Tanzania: Bureau to enable creditworthy clients to obtain cheaper loans

There are concerns regarding the spread between rates of deposits and lending. What is the bank dealing with the matter?
It is important to understand that various factors drive deposit and lending rates in various countries. Some of these include the cost of funds, varying Treasury Bill (T-Bill) rates, differing credit cultures and legislation, levels of economic growth, political stability and others.
The Tanzania, Standard Chartered Bank offers competitive rates on deposits and loans. We have various loan products for different sectors — individuals, small businesses, small and medium enterprises and big companies. Our pricing takes into consideration factors such as the cost of funds and T-Bill rates as well as the credit culture.

Our bank is a member of the Tanzania Bankers Association that is working on the Credit Reference Bureau to improve the credit risk assessment in the country. Creditworthy clients would, therefore, be able to get cheaper loans.
The Standard Chartered Bank is, therefore, committed to enhancing the economic development of Tanzania and the other countries in which it operates. We will thus continue to offer competitive rates on deposits and loans.

What do you foresee credit-deposit ratios at the Standard Chartered Bank?
The Standard Chartered Bank in Tanzania remains well capitalised and our loan-to-deposit ratio remains well below the statutory maximum.  Our policy is to maintain adequate liquidity at all times in all geographical regions and countries, and for all currencies to meet obligations, repay depositors, fulfil commitments to lend and meet other commitments.

What was your experience on the global economic meltdown?
The Standard Chartered has always maintained strong discipline and a clear focus on the basics of banking: in maintaining adequate capital and liquidity and risk management. Before, during and after the Western financial crisis we remained highly liquid. Liquidity is one of the pillars upon which we manage the group as a whole, and our current asset to deposit ratio remains strong at 78.1 per cent.

What are your credit and deposit growth targets this financial year?
Our target is to enhance our performance and significantly increase our loans and our deposits to surpass last year’s growth rates. Locally, our loans book grew by about 30 per cent year-on-year (YoY) by end of the last year.

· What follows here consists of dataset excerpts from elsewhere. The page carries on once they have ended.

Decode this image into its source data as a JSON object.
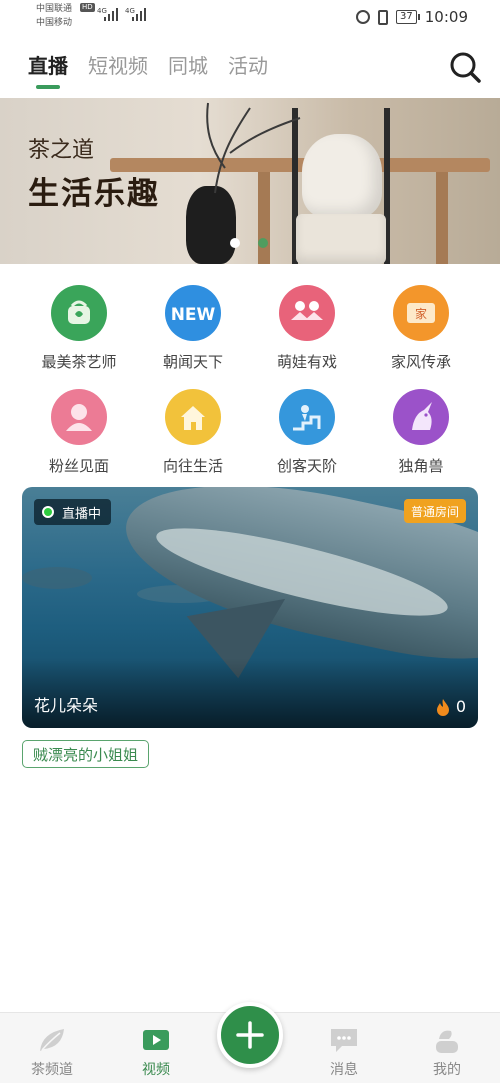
{
  "status_bar": {
    "carrier1": "中国联通",
    "hd": "HD",
    "carrier2": "中国移动",
    "signal_label1": "4G",
    "signal_label2": "4G",
    "battery": "37",
    "time": "10:09"
  },
  "top_tabs": [
    {
      "label": "直播",
      "active": true
    },
    {
      "label": "短视频",
      "active": false
    },
    {
      "label": "同城",
      "active": false
    },
    {
      "label": "活动",
      "active": false
    }
  ],
  "banner": {
    "subtitle": "茶之道",
    "title": "生活乐趣",
    "page_count": 2,
    "active_page": 1
  },
  "categories": [
    {
      "label": "最美茶艺师",
      "icon": "teapot-icon",
      "color": "#3aa55a"
    },
    {
      "label": "朝闻天下",
      "icon": "new-badge-icon",
      "color": "#2f8fe0"
    },
    {
      "label": "萌娃有戏",
      "icon": "kids-icon",
      "color": "#e8637a"
    },
    {
      "label": "家风传承",
      "icon": "scroll-icon",
      "color": "#f3962b"
    },
    {
      "label": "粉丝见面",
      "icon": "fans-icon",
      "color": "#ec7b95"
    },
    {
      "label": "向往生活",
      "icon": "house-icon",
      "color": "#f2c23b"
    },
    {
      "label": "创客天阶",
      "icon": "stairs-icon",
      "color": "#3597dc"
    },
    {
      "label": "独角兽",
      "icon": "unicorn-icon",
      "color": "#9b52c9"
    }
  ],
  "live_card": {
    "status": "直播中",
    "room_type": "普通房间",
    "title": "花儿朵朵",
    "heat": "0",
    "host": "贼漂亮的小姐姐"
  },
  "bottom_nav": [
    {
      "label": "茶频道",
      "icon": "leaf-icon",
      "active": false
    },
    {
      "label": "视频",
      "icon": "video-icon",
      "active": true
    },
    {
      "label": "消息",
      "icon": "message-icon",
      "active": false
    },
    {
      "label": "我的",
      "icon": "profile-icon",
      "active": false
    }
  ],
  "colors": {
    "accent": "#3a9b5c",
    "fab": "#2f8f4a",
    "badge_orange": "#f0a21f"
  }
}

This can be attributed to our innovation and services as well as having a focused approach to cater for various segments of customers. We have also been keen to focus on the Afro-Sino Trade corridor, which we ably facilitate given our strong presence in Asia and Africa.
On the other hand, our deposits book grew by over 20 per cent YoY by the end of last. This was result of the introduction of a number of competitive products and services into the market as well as running a number of campaigns.

Since the bank’s aim is to have a robust loans book, it appears that you may be prompted to raise funds to that effect. What are your comments on it?
Our bank is committed to enhancing the economic growth of the countries in which we operate. Ensuring adequate availability of funds through loans in a fast and efficient manner contributes to expediting development.
In Tanzania, the bank has continued to ensure that the availability of funds to various sectors through our customers is fast and smooth. We have also taken various measures to ensure a continuous flow. Last year, it issued a Sh25 billion bond (approximately $16.5 million).
One of the key reasons for the issuance of the bond was to facilitate long-term lending to our customers. We have, therefore, continued to offer loans and are well positioned to continue doing so.